The health risks of Risperdal have been well documented. The Journal of Clinical Psychopharmacology published a study in 2006 showing that prolactin levels can increase significantly when Risperdal was given to adolescent males. Furthermore, in 2009 the Journal of Child and Adolescent Psychopharmacology found that elevated prolactin levels remained for as long as two years after patients stopped taking Risperdal.
Gynecomastia often requires corrective surgery. In extreme cases, patients suffering from gynecomastia may require breast- reduction surgery or a complete mastectomy.
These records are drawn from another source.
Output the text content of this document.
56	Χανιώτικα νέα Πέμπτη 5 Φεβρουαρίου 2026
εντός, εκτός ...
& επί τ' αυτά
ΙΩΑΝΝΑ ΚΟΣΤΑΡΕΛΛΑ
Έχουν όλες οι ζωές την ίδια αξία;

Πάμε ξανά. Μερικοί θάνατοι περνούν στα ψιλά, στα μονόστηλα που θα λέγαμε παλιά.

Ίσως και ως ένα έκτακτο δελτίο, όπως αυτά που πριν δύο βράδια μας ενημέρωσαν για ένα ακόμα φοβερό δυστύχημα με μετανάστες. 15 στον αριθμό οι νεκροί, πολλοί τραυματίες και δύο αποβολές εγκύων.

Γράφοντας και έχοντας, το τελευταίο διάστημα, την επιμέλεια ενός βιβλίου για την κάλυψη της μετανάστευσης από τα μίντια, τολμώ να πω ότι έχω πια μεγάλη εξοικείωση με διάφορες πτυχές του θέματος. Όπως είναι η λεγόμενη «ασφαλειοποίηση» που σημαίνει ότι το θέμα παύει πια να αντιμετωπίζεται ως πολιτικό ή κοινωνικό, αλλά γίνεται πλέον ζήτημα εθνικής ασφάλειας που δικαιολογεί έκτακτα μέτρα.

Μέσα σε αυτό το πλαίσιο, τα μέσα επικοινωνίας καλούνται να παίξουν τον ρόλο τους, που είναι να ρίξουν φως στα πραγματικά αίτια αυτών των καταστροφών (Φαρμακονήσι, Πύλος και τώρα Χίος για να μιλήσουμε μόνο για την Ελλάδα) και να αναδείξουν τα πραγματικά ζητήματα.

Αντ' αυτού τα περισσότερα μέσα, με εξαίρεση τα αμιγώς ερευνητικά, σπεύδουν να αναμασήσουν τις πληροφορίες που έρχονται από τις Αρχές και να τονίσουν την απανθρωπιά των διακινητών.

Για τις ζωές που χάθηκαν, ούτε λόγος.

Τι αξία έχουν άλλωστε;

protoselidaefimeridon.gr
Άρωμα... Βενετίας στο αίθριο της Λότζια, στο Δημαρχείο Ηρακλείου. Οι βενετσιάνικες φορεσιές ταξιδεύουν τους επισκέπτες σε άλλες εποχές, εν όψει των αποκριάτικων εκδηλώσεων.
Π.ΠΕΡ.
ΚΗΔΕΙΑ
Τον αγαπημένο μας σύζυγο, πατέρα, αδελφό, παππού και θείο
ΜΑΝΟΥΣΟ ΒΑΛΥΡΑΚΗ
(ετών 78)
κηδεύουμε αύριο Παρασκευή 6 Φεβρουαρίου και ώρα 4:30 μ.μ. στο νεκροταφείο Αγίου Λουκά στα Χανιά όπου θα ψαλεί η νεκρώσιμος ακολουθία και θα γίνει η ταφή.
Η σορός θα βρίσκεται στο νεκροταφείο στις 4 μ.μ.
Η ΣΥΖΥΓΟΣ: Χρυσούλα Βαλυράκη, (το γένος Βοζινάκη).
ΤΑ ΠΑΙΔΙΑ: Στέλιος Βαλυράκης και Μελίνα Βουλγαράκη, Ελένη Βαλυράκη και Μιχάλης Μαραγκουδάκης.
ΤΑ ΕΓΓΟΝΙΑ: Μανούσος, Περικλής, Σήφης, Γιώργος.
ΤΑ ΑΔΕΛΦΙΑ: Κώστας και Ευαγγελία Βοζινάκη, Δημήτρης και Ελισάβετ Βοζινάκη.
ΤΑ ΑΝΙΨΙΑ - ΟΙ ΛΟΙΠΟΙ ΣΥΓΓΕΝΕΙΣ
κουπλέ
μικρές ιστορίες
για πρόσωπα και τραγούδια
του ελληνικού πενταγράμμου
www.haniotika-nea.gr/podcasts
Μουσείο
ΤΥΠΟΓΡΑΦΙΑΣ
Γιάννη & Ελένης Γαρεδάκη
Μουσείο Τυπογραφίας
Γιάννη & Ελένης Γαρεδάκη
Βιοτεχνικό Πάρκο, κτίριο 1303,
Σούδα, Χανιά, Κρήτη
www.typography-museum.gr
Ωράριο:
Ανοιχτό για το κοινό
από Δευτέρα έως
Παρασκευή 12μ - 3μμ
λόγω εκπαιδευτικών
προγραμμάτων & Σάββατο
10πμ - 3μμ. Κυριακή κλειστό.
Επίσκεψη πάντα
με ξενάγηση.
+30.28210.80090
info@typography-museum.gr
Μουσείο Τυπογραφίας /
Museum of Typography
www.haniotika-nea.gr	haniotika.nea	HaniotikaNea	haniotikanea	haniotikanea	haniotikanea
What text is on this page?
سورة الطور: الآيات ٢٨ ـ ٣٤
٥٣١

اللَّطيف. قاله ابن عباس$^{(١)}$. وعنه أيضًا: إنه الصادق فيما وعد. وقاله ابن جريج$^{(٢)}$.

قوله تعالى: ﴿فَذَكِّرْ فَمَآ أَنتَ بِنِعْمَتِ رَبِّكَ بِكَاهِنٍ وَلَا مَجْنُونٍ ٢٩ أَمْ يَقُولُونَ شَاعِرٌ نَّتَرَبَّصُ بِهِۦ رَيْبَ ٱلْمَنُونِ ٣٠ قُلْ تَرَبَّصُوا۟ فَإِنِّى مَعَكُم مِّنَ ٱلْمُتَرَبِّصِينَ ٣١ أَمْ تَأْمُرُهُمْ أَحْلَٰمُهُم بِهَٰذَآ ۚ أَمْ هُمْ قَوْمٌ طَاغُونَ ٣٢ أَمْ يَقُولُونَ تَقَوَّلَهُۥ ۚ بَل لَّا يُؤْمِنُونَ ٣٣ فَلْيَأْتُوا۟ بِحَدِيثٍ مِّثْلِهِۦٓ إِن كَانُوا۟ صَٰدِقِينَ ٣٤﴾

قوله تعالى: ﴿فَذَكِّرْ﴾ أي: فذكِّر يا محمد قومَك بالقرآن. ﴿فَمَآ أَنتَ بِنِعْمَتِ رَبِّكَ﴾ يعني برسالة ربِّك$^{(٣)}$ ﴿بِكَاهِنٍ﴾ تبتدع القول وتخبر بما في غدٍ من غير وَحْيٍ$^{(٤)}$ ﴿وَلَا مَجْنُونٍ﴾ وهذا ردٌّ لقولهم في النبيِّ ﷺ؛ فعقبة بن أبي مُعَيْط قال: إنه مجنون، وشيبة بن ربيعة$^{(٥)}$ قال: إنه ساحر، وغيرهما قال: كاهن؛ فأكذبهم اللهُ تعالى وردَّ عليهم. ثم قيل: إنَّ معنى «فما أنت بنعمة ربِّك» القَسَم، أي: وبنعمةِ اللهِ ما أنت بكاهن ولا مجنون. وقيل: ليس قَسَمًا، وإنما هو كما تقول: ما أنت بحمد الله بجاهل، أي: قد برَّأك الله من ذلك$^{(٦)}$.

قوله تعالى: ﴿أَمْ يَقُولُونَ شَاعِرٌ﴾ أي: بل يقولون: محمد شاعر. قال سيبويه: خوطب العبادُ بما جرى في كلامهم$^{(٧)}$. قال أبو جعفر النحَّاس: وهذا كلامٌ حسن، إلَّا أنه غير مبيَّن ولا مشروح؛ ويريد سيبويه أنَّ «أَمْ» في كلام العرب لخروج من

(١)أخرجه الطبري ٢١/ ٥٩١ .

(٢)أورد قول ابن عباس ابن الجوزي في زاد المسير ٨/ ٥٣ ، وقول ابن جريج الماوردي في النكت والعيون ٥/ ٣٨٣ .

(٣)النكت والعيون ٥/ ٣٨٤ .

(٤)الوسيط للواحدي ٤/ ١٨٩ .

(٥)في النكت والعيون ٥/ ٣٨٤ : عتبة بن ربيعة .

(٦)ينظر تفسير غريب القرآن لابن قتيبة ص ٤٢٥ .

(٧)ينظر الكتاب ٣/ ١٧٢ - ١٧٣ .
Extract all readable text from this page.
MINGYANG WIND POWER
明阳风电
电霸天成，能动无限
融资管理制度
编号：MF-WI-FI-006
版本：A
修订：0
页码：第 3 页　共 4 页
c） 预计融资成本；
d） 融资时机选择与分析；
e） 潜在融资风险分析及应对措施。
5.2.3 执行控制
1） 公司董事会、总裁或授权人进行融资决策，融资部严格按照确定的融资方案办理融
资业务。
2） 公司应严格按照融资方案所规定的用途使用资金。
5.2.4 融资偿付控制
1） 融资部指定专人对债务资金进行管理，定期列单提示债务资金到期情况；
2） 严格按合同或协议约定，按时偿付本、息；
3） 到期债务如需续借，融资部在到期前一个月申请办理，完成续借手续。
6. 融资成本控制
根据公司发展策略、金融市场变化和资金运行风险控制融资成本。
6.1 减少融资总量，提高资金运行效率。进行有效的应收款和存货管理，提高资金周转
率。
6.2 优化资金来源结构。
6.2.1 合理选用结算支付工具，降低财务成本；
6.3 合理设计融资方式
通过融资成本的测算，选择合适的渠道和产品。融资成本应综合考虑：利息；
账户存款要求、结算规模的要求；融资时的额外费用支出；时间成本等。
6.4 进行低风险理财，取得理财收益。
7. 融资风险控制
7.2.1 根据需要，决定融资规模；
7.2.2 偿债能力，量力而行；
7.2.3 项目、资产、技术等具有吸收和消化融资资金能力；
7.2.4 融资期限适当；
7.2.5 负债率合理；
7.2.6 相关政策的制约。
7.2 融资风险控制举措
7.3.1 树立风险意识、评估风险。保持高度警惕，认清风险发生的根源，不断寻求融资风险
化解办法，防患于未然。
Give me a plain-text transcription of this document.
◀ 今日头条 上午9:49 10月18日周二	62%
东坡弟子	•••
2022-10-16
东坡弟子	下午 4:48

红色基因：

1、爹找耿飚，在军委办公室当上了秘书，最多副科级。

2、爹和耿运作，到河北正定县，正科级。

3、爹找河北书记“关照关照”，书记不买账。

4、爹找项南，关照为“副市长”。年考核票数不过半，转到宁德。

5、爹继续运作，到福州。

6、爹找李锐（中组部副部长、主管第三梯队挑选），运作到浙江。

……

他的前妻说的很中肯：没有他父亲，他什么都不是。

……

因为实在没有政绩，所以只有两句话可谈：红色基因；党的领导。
Johnson & Johnson also faced allegations that the company improperly marketed the drug for unapproved uses. In April of 2012, an Arkansas judge ordered the company to pay $1.2 billion in fines because of its Risperdal marketing. This decision came on the heels of rulings in Texas and South Carolina, where the company was ordered to pay fines of $158 million and $327 million, respectively. The drug had been a blockbuster for Johnson & Johnson, bringing in $3.4 billion in sales in 2008.